Дед усмехнулся — коротко, одними усами.

— Дерзкая. Ну, проходи. Раз пришла — не выгонять же. Федька, ставь самовар.

В избе было тепло, чисто, пахло пирогами и кедровым маслом. На столе — скатерть, хоть и старая, в заплатках, но выстиранная. В красном углу — иконы, лампадка теплится.

Печь — беленая, большая, в ней уютно гудело пламя.

Алена села на лавку, прижав к себе корзину, как щит. Федька возился у печи, ставил чайник.

Дед сел напротив, подпер голову рукой.

— Серегина, значит, — повторил он. — Я его знал.
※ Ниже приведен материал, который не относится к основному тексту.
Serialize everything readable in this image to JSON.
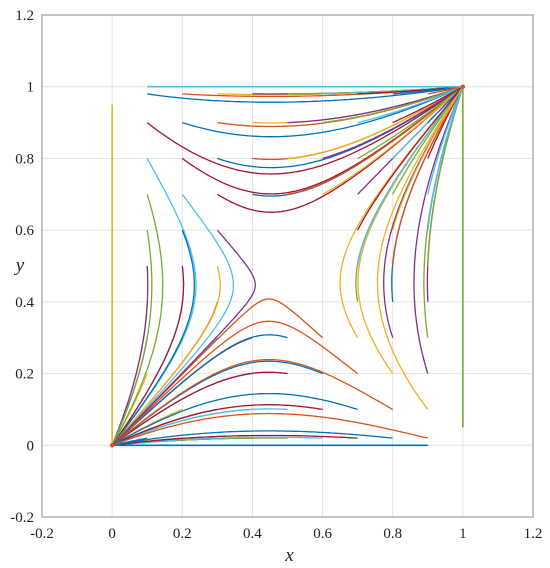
{
  "chart_data": {
    "type": "line",
    "title": "",
    "xlabel": "x",
    "ylabel": "y",
    "xlim": [
      -0.2,
      1.2
    ],
    "ylim": [
      -0.2,
      1.2
    ],
    "xticks": [
      -0.2,
      0,
      0.2,
      0.4,
      0.6,
      0.8,
      1,
      1.2
    ],
    "yticks": [
      -0.2,
      0,
      0.2,
      0.4,
      0.6,
      0.8,
      1,
      1.2
    ],
    "xtick_labels": [
      "-0.2",
      "0",
      "0.2",
      "0.4",
      "0.6",
      "0.8",
      "1",
      "1.2"
    ],
    "ytick_labels": [
      "-0.2",
      "0",
      "0.2",
      "0.4",
      "0.6",
      "0.8",
      "1",
      "1.2"
    ],
    "grid": true,
    "legend": "none",
    "description": "Phase portrait trajectories converging to (0,0) and (1,1) with a saddle near (0.45, 0.45)",
    "equilibria": [
      [
        0,
        0
      ],
      [
        1,
        1
      ],
      [
        0.45,
        0.45
      ]
    ],
    "colors": [
      "#0072BD",
      "#D95319",
      "#EDB120",
      "#7E2F8E",
      "#77AC30",
      "#4DBEEE",
      "#A2142F"
    ],
    "boundary_segments": [
      {
        "x": [
          0.1,
          1.0
        ],
        "y": [
          1.0,
          1.0
        ]
      },
      {
        "x": [
          0.0,
          0.9
        ],
        "y": [
          0.0,
          0.0
        ]
      },
      {
        "x": [
          0.0,
          0.0
        ],
        "y": [
          0.0,
          0.95
        ]
      },
      {
        "x": [
          1.0,
          1.0
        ],
        "y": [
          0.05,
          1.0
        ]
      }
    ]
  }
}
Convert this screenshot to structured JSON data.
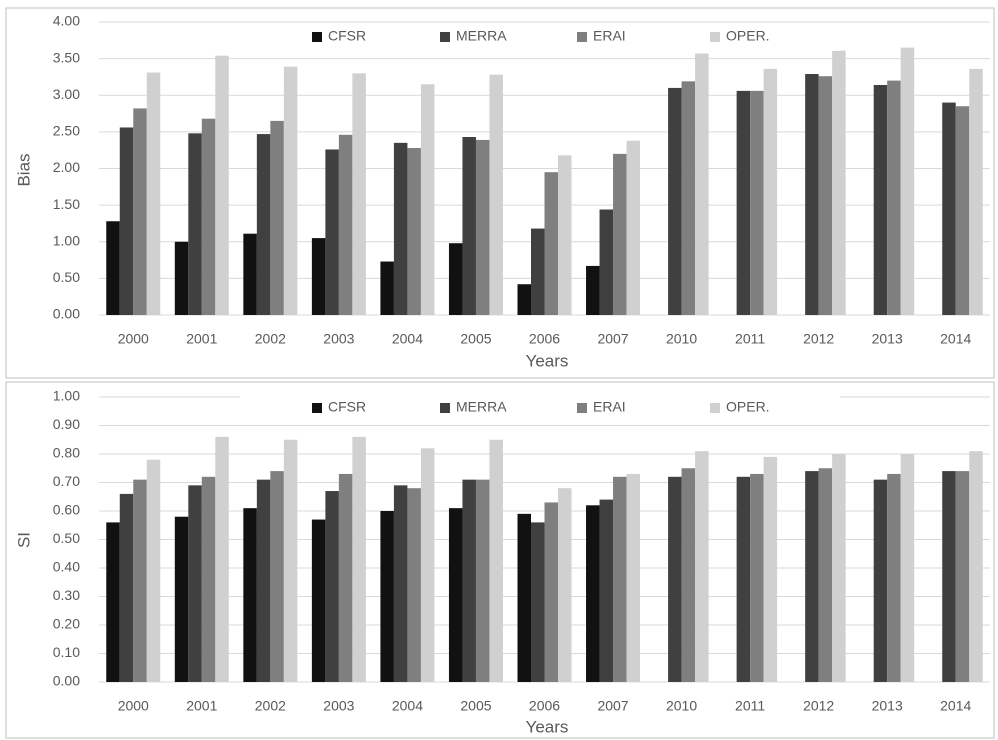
{
  "chart_data": [
    {
      "type": "bar",
      "x_label": "Years",
      "y_label": "Bias",
      "categories": [
        "2000",
        "2001",
        "2002",
        "2003",
        "2004",
        "2005",
        "2006",
        "2007",
        "2010",
        "2011",
        "2012",
        "2013",
        "2014"
      ],
      "series": [
        {
          "name": "CFSR",
          "color": "#111111",
          "values": [
            1.28,
            1.0,
            1.11,
            1.05,
            0.73,
            0.98,
            0.42,
            0.67,
            null,
            null,
            null,
            null,
            null
          ]
        },
        {
          "name": "MERRA",
          "color": "#404040",
          "values": [
            2.56,
            2.48,
            2.47,
            2.26,
            2.35,
            2.43,
            1.18,
            1.44,
            3.1,
            3.06,
            3.29,
            3.14,
            2.9
          ]
        },
        {
          "name": "ERAI",
          "color": "#7f7f7f",
          "values": [
            2.82,
            2.68,
            2.65,
            2.46,
            2.28,
            2.39,
            1.95,
            2.2,
            3.19,
            3.06,
            3.26,
            3.2,
            2.85
          ]
        },
        {
          "name": "OPER.",
          "color": "#d0d0d0",
          "values": [
            3.31,
            3.54,
            3.39,
            3.3,
            3.15,
            3.28,
            2.18,
            2.38,
            3.57,
            3.36,
            3.61,
            3.65,
            3.36
          ]
        }
      ],
      "ylim": [
        0,
        4
      ],
      "yticks": [
        {
          "value": 0,
          "label": "0.00"
        },
        {
          "value": 0.5,
          "label": "0.50"
        },
        {
          "value": 1,
          "label": "1.00"
        },
        {
          "value": 1.5,
          "label": "1.50"
        },
        {
          "value": 2,
          "label": "2.00"
        },
        {
          "value": 2.5,
          "label": "2.50"
        },
        {
          "value": 3,
          "label": "3.00"
        },
        {
          "value": 3.5,
          "label": "3.50"
        },
        {
          "value": 4,
          "label": "4.00"
        }
      ],
      "grid": true,
      "legend": "top"
    },
    {
      "type": "bar",
      "x_label": "Years",
      "y_label": "SI",
      "categories": [
        "2000",
        "2001",
        "2002",
        "2003",
        "2004",
        "2005",
        "2006",
        "2007",
        "2010",
        "2011",
        "2012",
        "2013",
        "2014"
      ],
      "series": [
        {
          "name": "CFSR",
          "color": "#111111",
          "values": [
            0.56,
            0.58,
            0.61,
            0.57,
            0.6,
            0.61,
            0.59,
            0.62,
            null,
            null,
            null,
            null,
            null
          ]
        },
        {
          "name": "MERRA",
          "color": "#404040",
          "values": [
            0.66,
            0.69,
            0.71,
            0.67,
            0.69,
            0.71,
            0.56,
            0.64,
            0.72,
            0.72,
            0.74,
            0.71,
            0.74
          ]
        },
        {
          "name": "ERAI",
          "color": "#7f7f7f",
          "values": [
            0.71,
            0.72,
            0.74,
            0.73,
            0.68,
            0.71,
            0.63,
            0.72,
            0.75,
            0.73,
            0.75,
            0.73,
            0.74
          ]
        },
        {
          "name": "OPER.",
          "color": "#d0d0d0",
          "values": [
            0.78,
            0.86,
            0.85,
            0.86,
            0.82,
            0.85,
            0.68,
            0.73,
            0.81,
            0.79,
            0.8,
            0.8,
            0.81
          ]
        }
      ],
      "ylim": [
        0,
        1
      ],
      "yticks": [
        {
          "value": 0,
          "label": "0.00"
        },
        {
          "value": 0.1,
          "label": "0.10"
        },
        {
          "value": 0.2,
          "label": "0.20"
        },
        {
          "value": 0.3,
          "label": "0.30"
        },
        {
          "value": 0.4,
          "label": "0.40"
        },
        {
          "value": 0.5,
          "label": "0.50"
        },
        {
          "value": 0.6,
          "label": "0.60"
        },
        {
          "value": 0.7,
          "label": "0.70"
        },
        {
          "value": 0.8,
          "label": "0.80"
        },
        {
          "value": 0.9,
          "label": "0.90"
        },
        {
          "value": 1,
          "label": "1.00"
        }
      ],
      "grid": true,
      "legend": "top"
    }
  ]
}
Вместе на промысел ходили, когда я помоложе был. Он меня уважал, я его. Друг дружку в беде не бросали. — Старик помолчал, глядя в окно.

— Сын у меня был, Федькин отец. Помер пять лет назад. На охоте замерз. Невестка в город уехала, внука оставила.

Вот и живем вдвоем.

— Я знаю, что такое терять, — тихо сказала Алена.

— Знаешь, — кивнул дед. — Вижу. Ты ешь давай.

Федька поставил на стол тарелку с похлебкой — густой, мясной, с картошкой и луком. Алена смотрела на пар, поднимающийся над тарелкой, и боялась поверить.

Вдруг это сон? Вдруг сейчас она проснется в детдоме, на жесткой койке, под серым одеялом?

— Ешь, — повторил Федька, пододвигая ложку.

— Не стесняйся. У нас много.

Алена взяла ложку. Хлебнула первый раз — и чуть не заплакала. Горячо, сытно, вкусно. Как в прошлой жизни. Как тогда, когда отец был жив и они сидели вдвоем у печи.

Она ела медленно, по-волчьи не набрасываясь, но тарелка опустела быстрее, чем она ожидала.

Дед налил добавки. Федька молчал, только смотрел на нее с любопытством и жалостью. Не той унизительной жалостью, от которой хочется убежать, а спокойной, мужской, как у отца.

— Спасибо, — сказала Алена, отодвигая пустую тарелку.

— На здоровье, — ответил дед. — Оставайся. Место есть. Федька, потеснишься?

На твоей лежанке спать будет, а ты на полу, на матрасе.

— Хорошо, дед, — кивнул мальчик.

— Я не хочу никому мешать, — начала Алена, но дед поднял руку.

— Ты не мешаешь. Ты помогать будешь. В тайге дармоеда не держат. Умеешь что?

— Всё умею. Дрова колоть, печь топить, готовить, убирать. Огород копать. Рыбу ловить — чуть-чуть.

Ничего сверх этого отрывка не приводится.